En venant ici, je croyais que je verrai des soldats en perpétuelle alerte…
Je ne vois en fait que des travailleurs, terrassiers, bûcherons, charpentiers, ne tirant que peu de coups de fusil.

19 mai
Défense du Sillacker.
Mêmes emplacements.
Fureur des supérieurs qui ont surpris le chasseur 1ère classe Delord en train de dormir à son poste.

20 mai
Défense du Sillacker.
Mêmes emplacements. 1 blessé.
Ordre de bataillon n°44 : rétrogradation du chasseur Delord qui, étant guetteur, somnolait au lieu d’assurer rigoureusement son service.
La sanction ne s’est pas fait attendre !
Ordre de bataillon n°45 : nominations diverses. 

21 mai
Défense du Sillacker.
Mêmes emplacements.
Ordre de bataillon n°46 : citation.
Entouré sur toute sa lisière par un important réseau de fils de fer, le bois très touffu dissimule entièrement les organisations ennemies.
D’après les observations faites de l’Altmattkopf, il est cloisonné intérieurement par d’autres réseaux et paraît insuffisamment organisé. [ 1 ]

22  mai
Défense du Sillacker.
Mêmes emplacements. 1 blessé.

23 mai
Défense du Sillacker.
Relève des Compagnies.
La 1ère compagnie relève la 4ème à 20h.
La 2ème compagnie nous relève (ceux de la 5ème) à 12h.
Relève effectuée sans incident.
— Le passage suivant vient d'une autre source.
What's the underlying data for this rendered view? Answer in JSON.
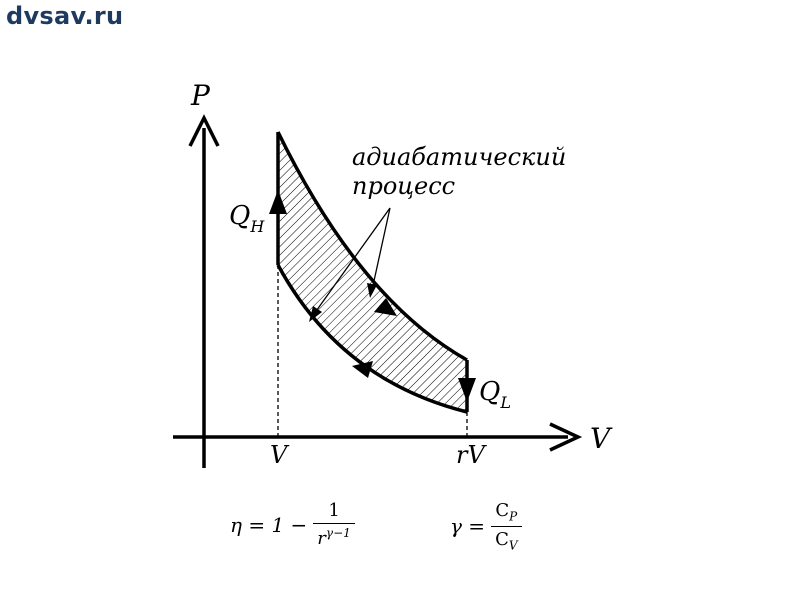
{
  "site": {
    "logo_text": "dvsav.ru",
    "logo_color": "#1f3a5f"
  },
  "diagram": {
    "axis_p": "P",
    "axis_v": "V",
    "tick_v": "V",
    "tick_rv": "rV",
    "annotation_line1": "адиабатический",
    "annotation_line2": "процесс",
    "heat_in": {
      "main": "Q",
      "sub": "H"
    },
    "heat_out": {
      "main": "Q",
      "sub": "L"
    }
  },
  "formulas": {
    "eta": {
      "lhs": "η = 1 −",
      "num": "1",
      "den_base": "r",
      "den_exp": "γ−1"
    },
    "gamma": {
      "lhs": "γ =",
      "num_base": "C",
      "num_sub": "P",
      "den_base": "C",
      "den_sub": "V"
    }
  }
}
Un blessé.

24 mai
Défense du Sillacker.
Mêmes emplacements. 

25 mai
Aucune note (jour non mentionné [ 2 ]).

26 mai
Défense du Sillacker.
Mêmes emplacements. Un blessé.
On nous a promis du réconfort :
"Un quart de pinard tous les jours pour soutenir le moral des troupes" qu'il a dit le capitaine ! 

27 mai
Défense du Sillacker.
La 4ème compagnie relève la 3ème à 20h. Relève effectuée sans incident.
Mêmes emplacements pour les autres unités.
Ordre de bataillon n°47 : promotions et mutations.

28 mai
Défense du Sillacker.
Mêmes emplacements. Un blessé.
Le courrier arrive. Le sait-il, ce soldat, qu'il porte dans sa sacoche le bien le plus précieux du champ de bataille ?
Bureau de poste sur le front champenois, 1915 © centenaire.org
29 mai
Défense du Sillacker.
Mêmes emplacements. Deux blessés.

30 mai
Défense du Sillacker.
Mêmes emplacements. Un tué, trois blessés.

31 mai
Défense du Sillacker.
Mêmes emplacements. Deux blessés, un tué.